What Does a GFMI Yield Curve Analysis Course Cover?
Designed for the cash and/or derivative markets, this course examines the shapes, uses, and derivation of yield curves. Construction of curves begins with the benchmark government curve, which is then followed by the derivation of the spot and forward curve. The sources of the data, such as the government or swap curve, and when to use the respective data will also be discussed.
Additionally, more sophisticated techniques for interpolation are explored in this course. This is followed by a discussion on credit and the spreads between corporate bonds and government benchmarks. What are the correct spreads to use when choosing fixed income instruments, the nominal spread, the z-spread, or option adjusted spread (OAS)? These spreads and more are analyzed in this understanding yield curves course.
Yield Curve Analysis Course Objectives
After the completion of this course, participants will be able to:
- Describe the construction and analytical applications of yield curves
- Explain theories regarding the level and shape of yield curves
- Develop the ability to apply yield curves in valuation and analysis of debt securities
- Demonstrate the uses of yield curves in fixed income trading and portfolio management
- Analyze different spread measurements
- Describe LIBOR versus OIS discounting
Prerequisites: Fixed Income, Bond Math or equivalent knowledge
Program Level: Intermediate
Advance Preparation: None
Recommended CPE Credits: 7
- Session 1: Introduction to the Yield Curve will introduce participants to the concept of yield and explore the different types of yield curves, including yield to maturity, spot and forward. An explanation of the shapes and primary influences of the yield curve, including monetary and fiscal policy, inflation, and supply and demand, will be reviewed. Participants will be able to identify the theories of the shape of the yield curve and define the sources of different curves. By this session’s end, participants will be able to identify different yield curve applications used in the fixed income market.
- Session 2: Spot Rate Curves: Construction and Application will cover the construction and application of spot rate curves, and how they are used to assess the relative value of fixed income securities. This session concentrates on the use of spot rate curves to identify over and undervalued securities to enhance returns on fixed income portfolios. After completing this session, participants will be able to apply rich and cheap analysis in the identification of mispriced securities and explain how portfolio managers use that information.

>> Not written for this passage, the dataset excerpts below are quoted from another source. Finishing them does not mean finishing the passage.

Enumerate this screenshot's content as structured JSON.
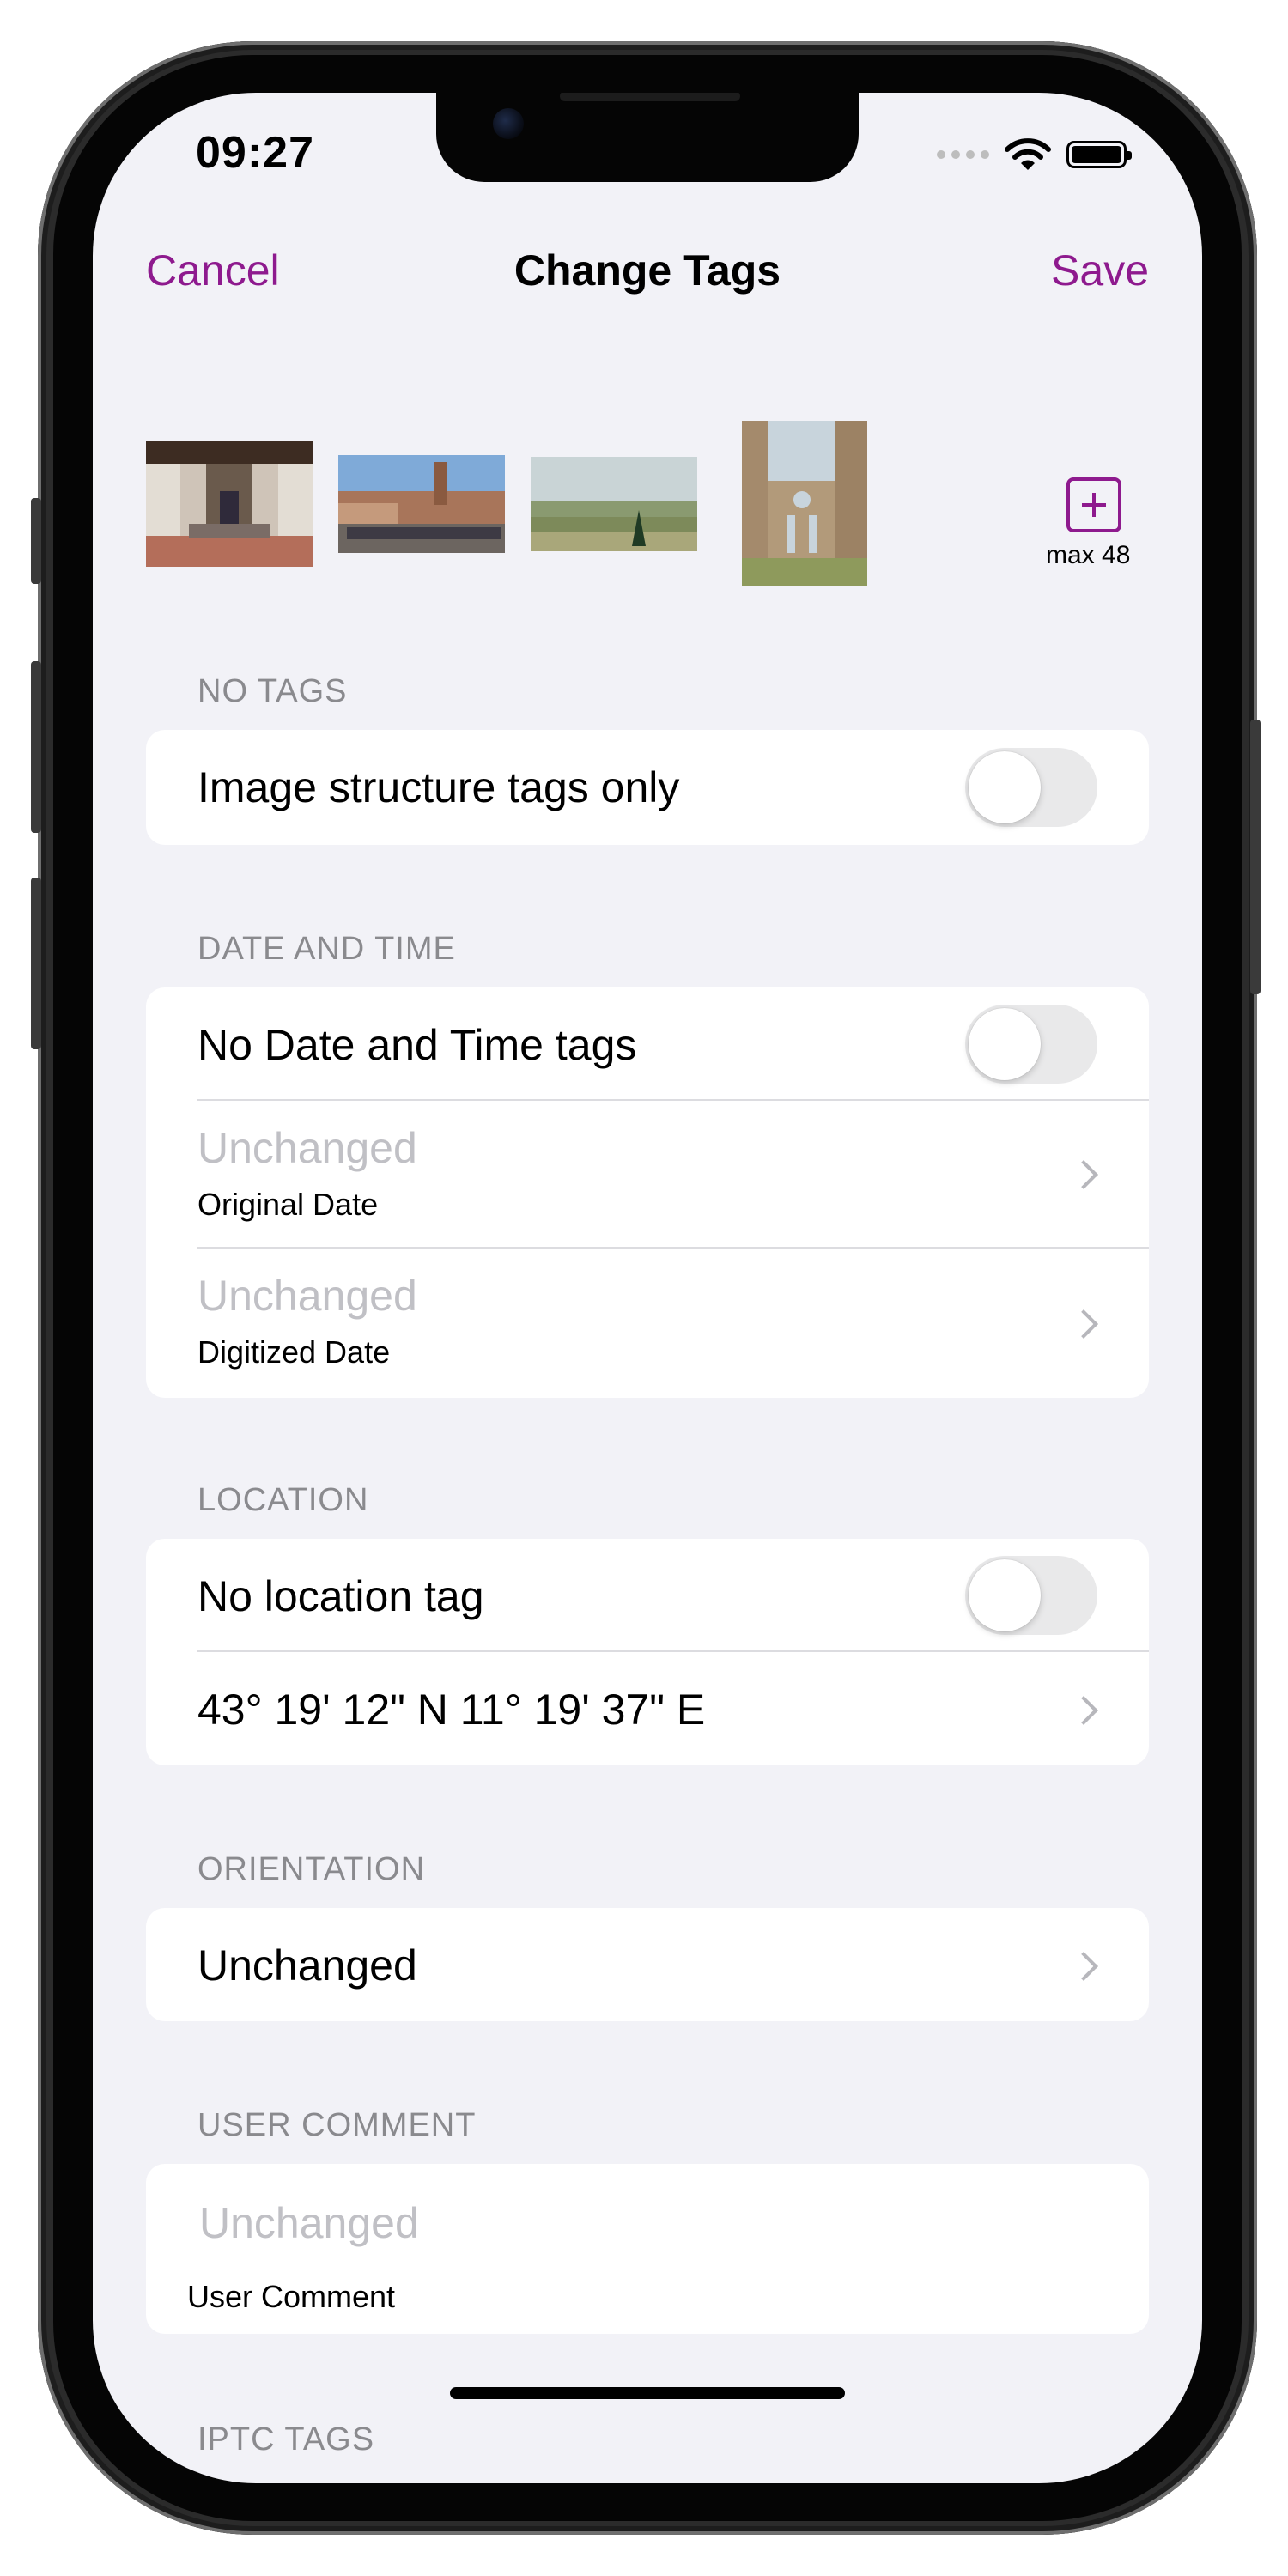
{
  "status_bar": {
    "time": "09:27"
  },
  "nav": {
    "cancel_label": "Cancel",
    "title": "Change Tags",
    "save_label": "Save"
  },
  "images": {
    "max_label": "max 48",
    "thumbnails": [
      "church-interior",
      "town-square",
      "countryside",
      "abbey-ruins"
    ]
  },
  "sections": {
    "no_tags": {
      "header": "NO TAGS",
      "toggle_label": "Image structure tags only",
      "toggle_on": false
    },
    "date_time": {
      "header": "DATE AND TIME",
      "toggle_label": "No Date and Time tags",
      "toggle_on": false,
      "original_date_value": "Unchanged",
      "original_date_label": "Original Date",
      "digitized_date_value": "Unchanged",
      "digitized_date_label": "Digitized Date"
    },
    "location": {
      "header": "LOCATION",
      "toggle_label": "No location tag",
      "toggle_on": false,
      "coordinates": "43° 19' 12\" N 11° 19' 37\" E"
    },
    "orientation": {
      "header": "ORIENTATION",
      "value": "Unchanged"
    },
    "user_comment": {
      "header": "USER COMMENT",
      "placeholder": "Unchanged",
      "label": "User Comment"
    },
    "iptc": {
      "header": "IPTC TAGS"
    }
  },
  "colors": {
    "accent": "#8e1a8e",
    "background": "#f2f2f7",
    "secondary_text": "#8a8a8e",
    "placeholder_text": "#c0c0c5"
  }
}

- The focus of Session 3: Forward Rates: Construction and Application is on the construction and application of forward rates. This session details how forward rates and curves are constructed as well as their use in fixed income trading and derivatives pricing. Concentrating on the determination and interpretation of forward rates, this session will allow participants to use forward rates in the analysis of fixed income trades, setting swap coupons, and the valuation of future contracts. Pricing forward starting derivative instruments, such as swaptions, will also be covered.
- In the final session of the course, Session 4: Overnight Index Swaps (OIS) Discounting – The New Paradigm, participants will be introduced to OIS and how to value interest rate swaps using OIS. The participant will be able to calculate OIS discount factors and explain LIBOR-OIS spreads.